In December 2009, MIL entered into a technology license agreement with Vivante Corporation (“Vivante”) that provides for the license of graphics technology and associated services. This agreement restates, expands and succeeds previous agreements between the parties for the same technology. In December 2012, the parties renewed this technology license agreement for another three years. The total amount of the license fee was approximately $13.0 million (to be paid over three years) and ten percent for support fees (to be paid over three years). In February 2012, the parties entered into a separate services agreement, pursuant to which Vivante agreed to provide support services to MIL. In connection with all of its transactions with Vivante, MIL paid $4.0 million, $9.1 million and $6.9 million to Vivante during fiscal 2016, 2015 and 2014, respectively. As of January 30, 2016, the Company had $1.5 million of liability to Vivante. As a result of their ownership of and control of Estopia LLC and their existing shareholdings, Dr. Sutardja and Ms. Dai are now direct and indirect shareholders of VeriSilicon. In addition, as a result of the acquisition of Vivante by VeriSilicon in late 2015, Ms. Dai’s brother Weijin Dai, who was the Chief Executive Officer and member of the board of directors of Vivante is now an executive officer and board member of VeriSilicon. Dr. Sutardja, who was Chairman of the board of directors of Vivante, is not on the board of directors of VeriSilicon.

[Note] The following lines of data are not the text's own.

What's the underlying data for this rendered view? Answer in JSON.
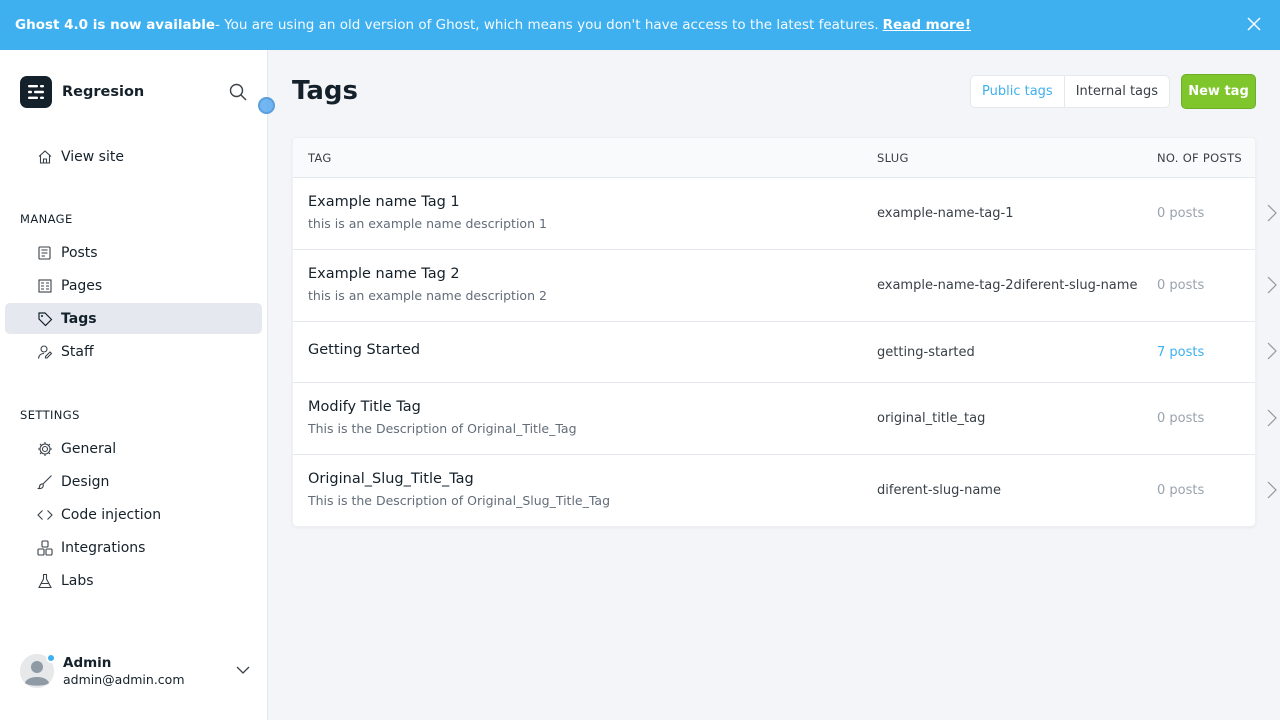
{
  "banner": {
    "headline": "Ghost 4.0 is now available",
    "message": " - You are using an old version of Ghost, which means you don't have access to the latest features.",
    "link": "Read more!"
  },
  "sidebar": {
    "site_name": "Regresion",
    "view_site": "View site",
    "manage_label": "MANAGE",
    "manage_items": [
      {
        "label": "Posts",
        "icon": "posts-icon"
      },
      {
        "label": "Pages",
        "icon": "pages-icon"
      },
      {
        "label": "Tags",
        "icon": "tag-icon",
        "active": true
      },
      {
        "label": "Staff",
        "icon": "staff-icon"
      }
    ],
    "settings_label": "SETTINGS",
    "settings_items": [
      {
        "label": "General",
        "icon": "gear-icon"
      },
      {
        "label": "Design",
        "icon": "brush-icon"
      },
      {
        "label": "Code injection",
        "icon": "code-icon"
      },
      {
        "label": "Integrations",
        "icon": "integrations-icon"
      },
      {
        "label": "Labs",
        "icon": "flask-icon"
      }
    ],
    "user": {
      "name": "Admin",
      "email": "admin@admin.com"
    }
  },
  "main": {
    "title": "Tags",
    "filter_public": "Public tags",
    "filter_internal": "Internal tags",
    "new_tag": "New tag",
    "columns": {
      "tag": "TAG",
      "slug": "SLUG",
      "posts": "NO. OF POSTS"
    },
    "rows": [
      {
        "name": "Example name Tag 1",
        "description": "this is an example name description 1",
        "slug": "example-name-tag-1",
        "posts": "0 posts"
      },
      {
        "name": "Example name Tag 2",
        "description": "this is an example name description 2",
        "slug": "example-name-tag-2diferent-slug-name",
        "posts": "0 posts"
      },
      {
        "name": "Getting Started",
        "description": "",
        "slug": "getting-started",
        "posts": "7 posts"
      },
      {
        "name": "Modify Title Tag",
        "description": "This is the Description of Original_Title_Tag",
        "slug": "original_title_tag",
        "posts": "0 posts"
      },
      {
        "name": "Original_Slug_Title_Tag",
        "description": "This is the Description of Original_Slug_Title_Tag",
        "slug": "diferent-slug-name",
        "posts": "0 posts"
      }
    ]
  },
  "colors": {
    "accent": "#3eb0ef",
    "primary_button": "#7fc52c",
    "sidebar_active": "#e5e9ef"
  }
}
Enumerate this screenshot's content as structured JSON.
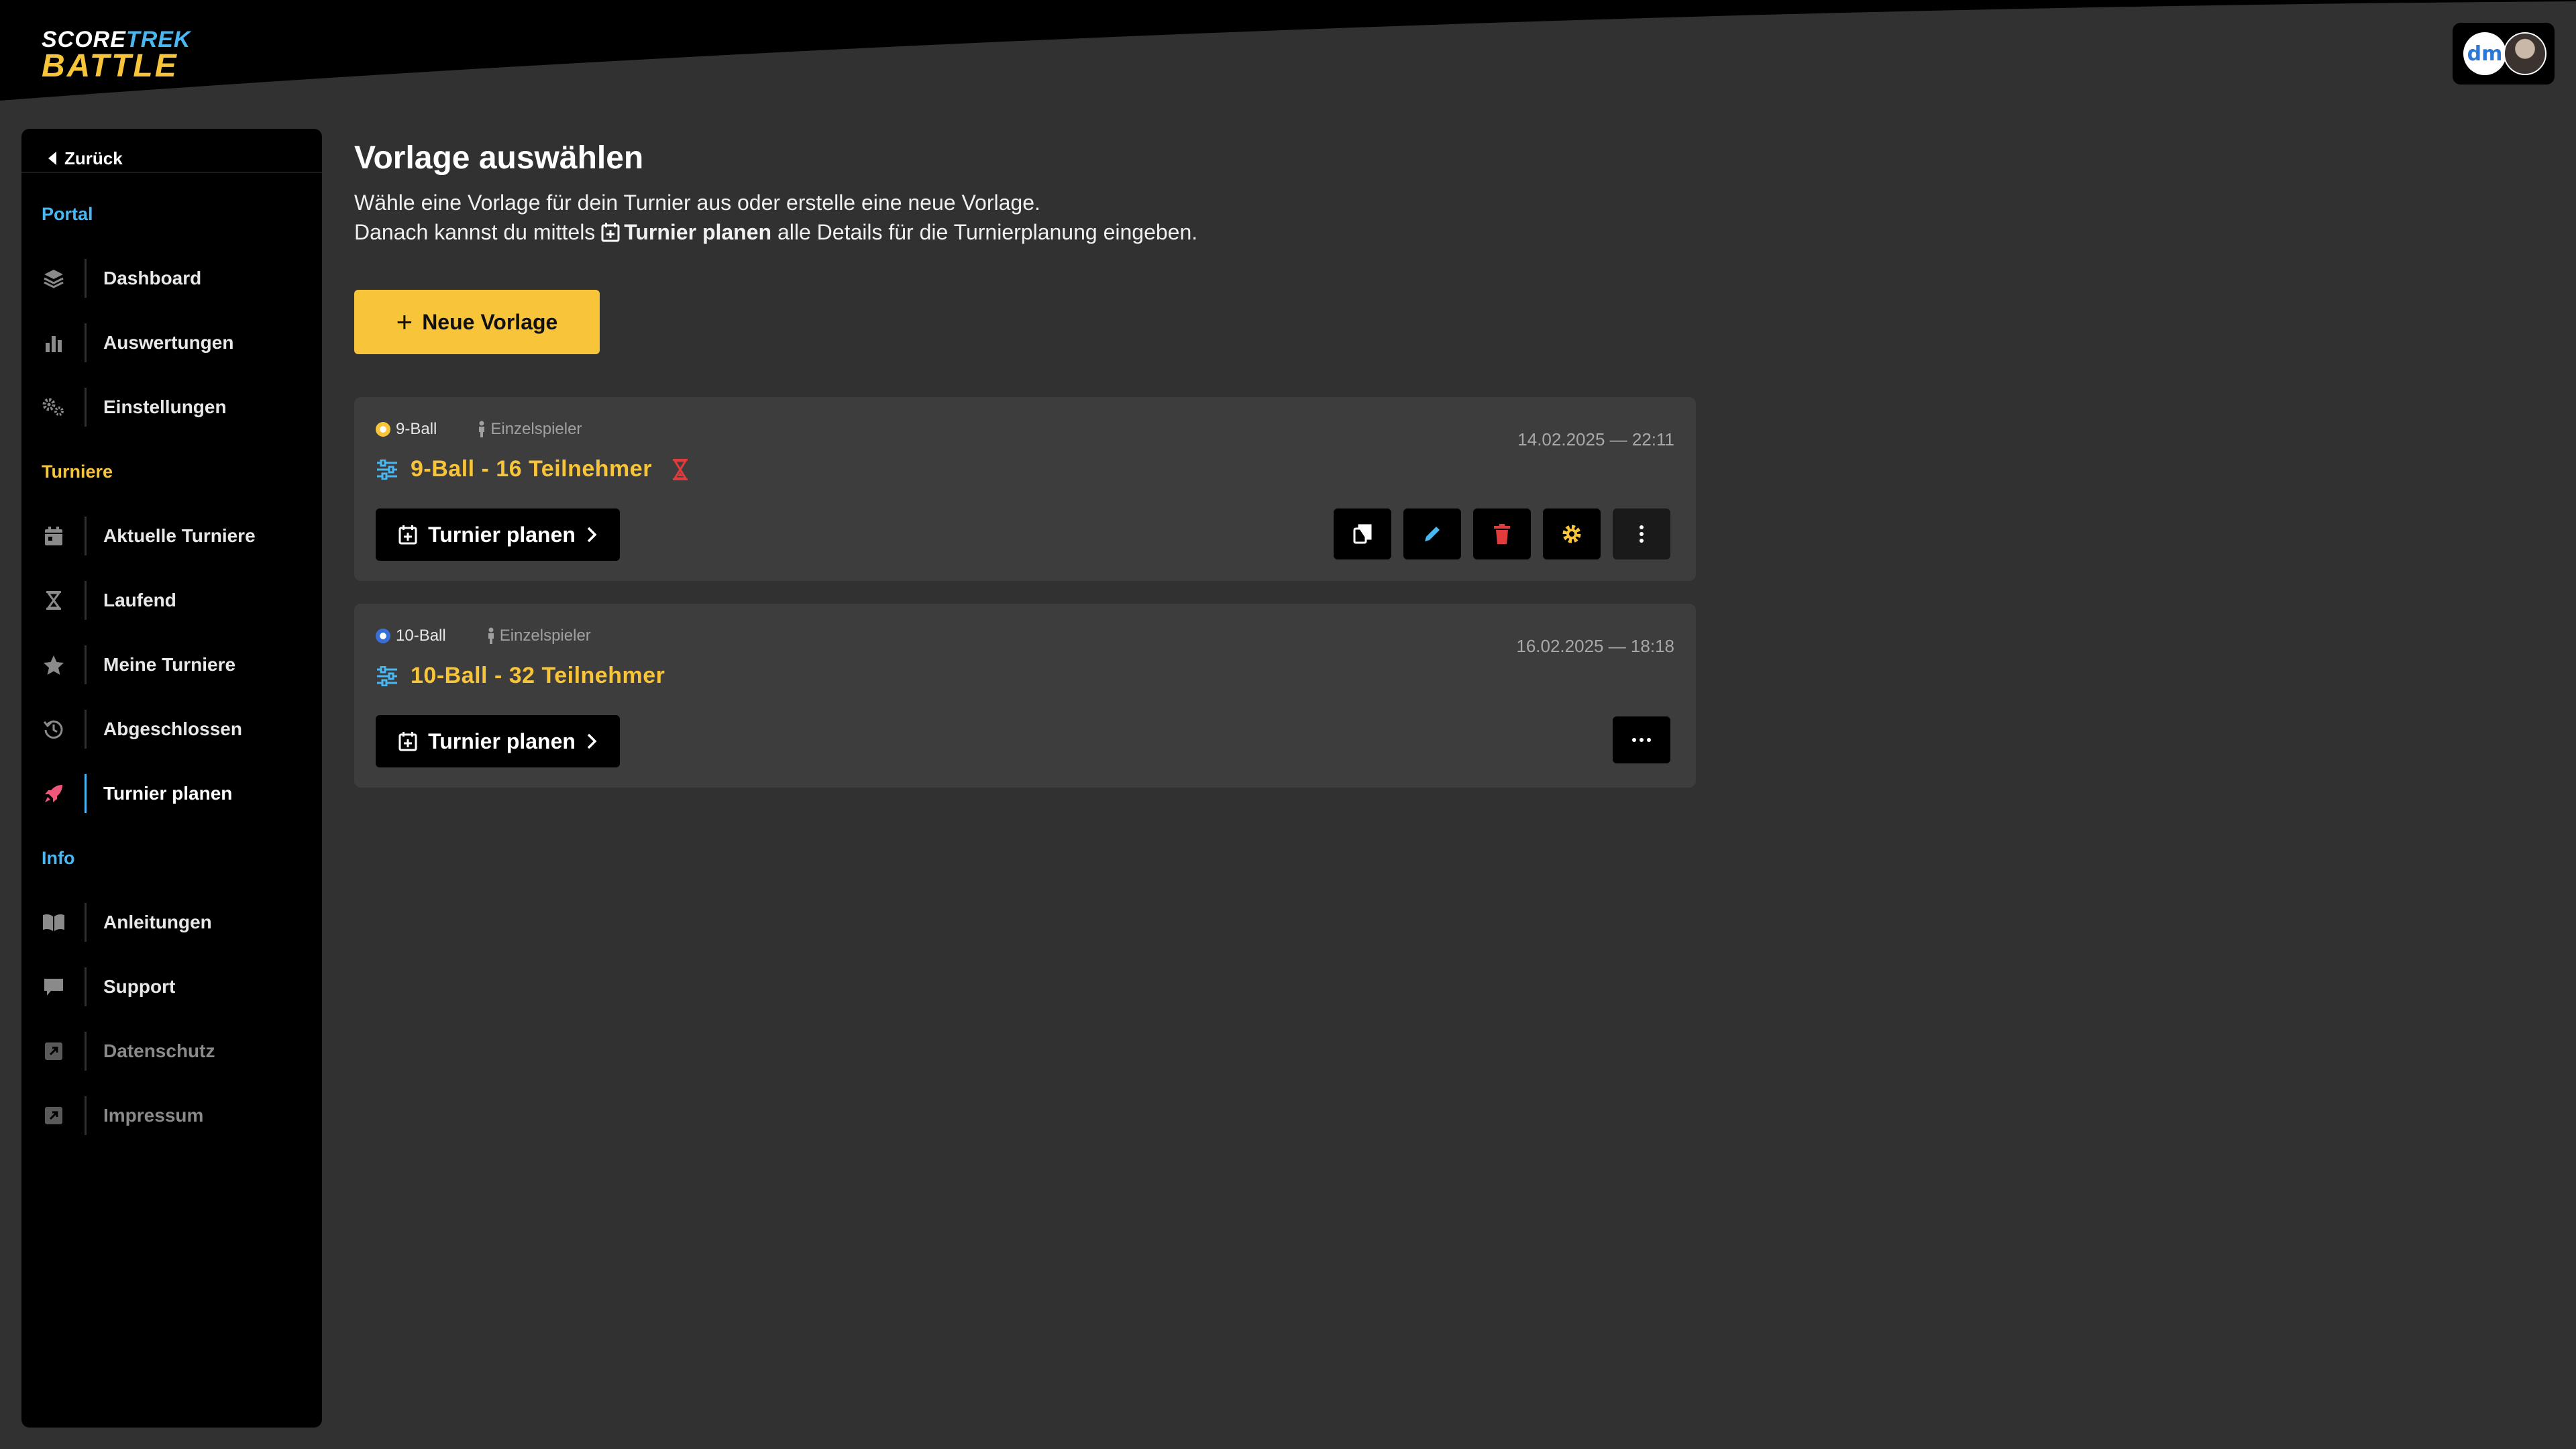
{
  "header": {
    "logo": {
      "line1_a": "SCORE",
      "line1_b": "TREK",
      "line2": "BATTLE"
    },
    "user": {
      "org_logo_text": "dm"
    }
  },
  "sidebar": {
    "back_label": "Zurück",
    "sections": {
      "portal": "Portal",
      "turniere": "Turniere",
      "info": "Info"
    },
    "items": [
      {
        "label": "Dashboard",
        "icon": "layers-icon"
      },
      {
        "label": "Auswertungen",
        "icon": "bar-chart-icon"
      },
      {
        "label": "Einstellungen",
        "icon": "gears-icon"
      },
      {
        "label": "Aktuelle Turniere",
        "icon": "calendar-icon"
      },
      {
        "label": "Laufend",
        "icon": "hourglass-icon"
      },
      {
        "label": "Meine Turniere",
        "icon": "star-icon"
      },
      {
        "label": "Abgeschlossen",
        "icon": "history-icon"
      },
      {
        "label": "Turnier planen",
        "icon": "rocket-icon",
        "active": true
      },
      {
        "label": "Anleitungen",
        "icon": "book-icon"
      },
      {
        "label": "Support",
        "icon": "comment-icon"
      },
      {
        "label": "Datenschutz",
        "icon": "external-link-icon"
      },
      {
        "label": "Impressum",
        "icon": "external-link-icon"
      }
    ]
  },
  "main": {
    "title": "Vorlage auswählen",
    "desc_line1": "Wähle eine Vorlage für dein Turnier aus oder erstelle eine neue Vorlage.",
    "desc_line2_pre": "Danach kannst du mittels",
    "desc_line2_bold": "Turnier planen",
    "desc_line2_post": "alle Details für die Turnierplanung eingeben.",
    "new_template_label": "Neue Vorlage",
    "templates": [
      {
        "game": "9-Ball",
        "mode": "Einzelspieler",
        "date": "14.02.2025 — 22:11",
        "name": "9-Ball - 16 Teilnehmer",
        "plan_label": "Turnier planen"
      },
      {
        "game": "10-Ball",
        "mode": "Einzelspieler",
        "date": "16.02.2025 — 18:18",
        "name": "10-Ball - 32 Teilnehmer",
        "plan_label": "Turnier planen"
      }
    ]
  },
  "colors": {
    "accent_yellow": "#f8c53a",
    "accent_blue": "#49b8f2",
    "danger_red": "#e23b3b",
    "background": "#313131",
    "card": "#3d3d3d"
  }
}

In February 2015, the Executive Compensation Committee (“Committee”) of the Company’s Board of Directors approved a cash payment of approximately $15.4 million to Dr. Sehat Sutardja. The U.S. Court of Federal Claims ruled against Dr. Sutardja in his legal challenge with the Internal Revenue Service and the California Franchise Tax Board related to the tax treatment of several stock options granted in fiscal 2004. After discussing and evaluating the alternatives to a continuing legal challenge of the court’s determination, the likelihood of success of further appeal by Dr. Sutardja and the potential negative impact on the Company of a continuation of the case regardless of the outcome, the Committee determined to provide Dr. Sutardja with relief from the financial effects of the penalty taxes. Accordingly, the Committee approved the cash payment to Dr. Sutardja equal to the amount of his penalty taxes owed under the Tax Codes, plus accrued interest owed with respect to such liabilities, all grossed-up for income taxes that will be owed by Dr. Sutardja on receipt of such cash payment. The Company recorded the payment in general and administrative expense in fiscal 2016. A payment of $8.4 million was made to Dr. Sutardja in fiscal 2016 representing reimbursement for the U.S. federal tax portion. As of January 30, 2016, the Company had a remaining $7.0 million liability to Dr. Sutardja.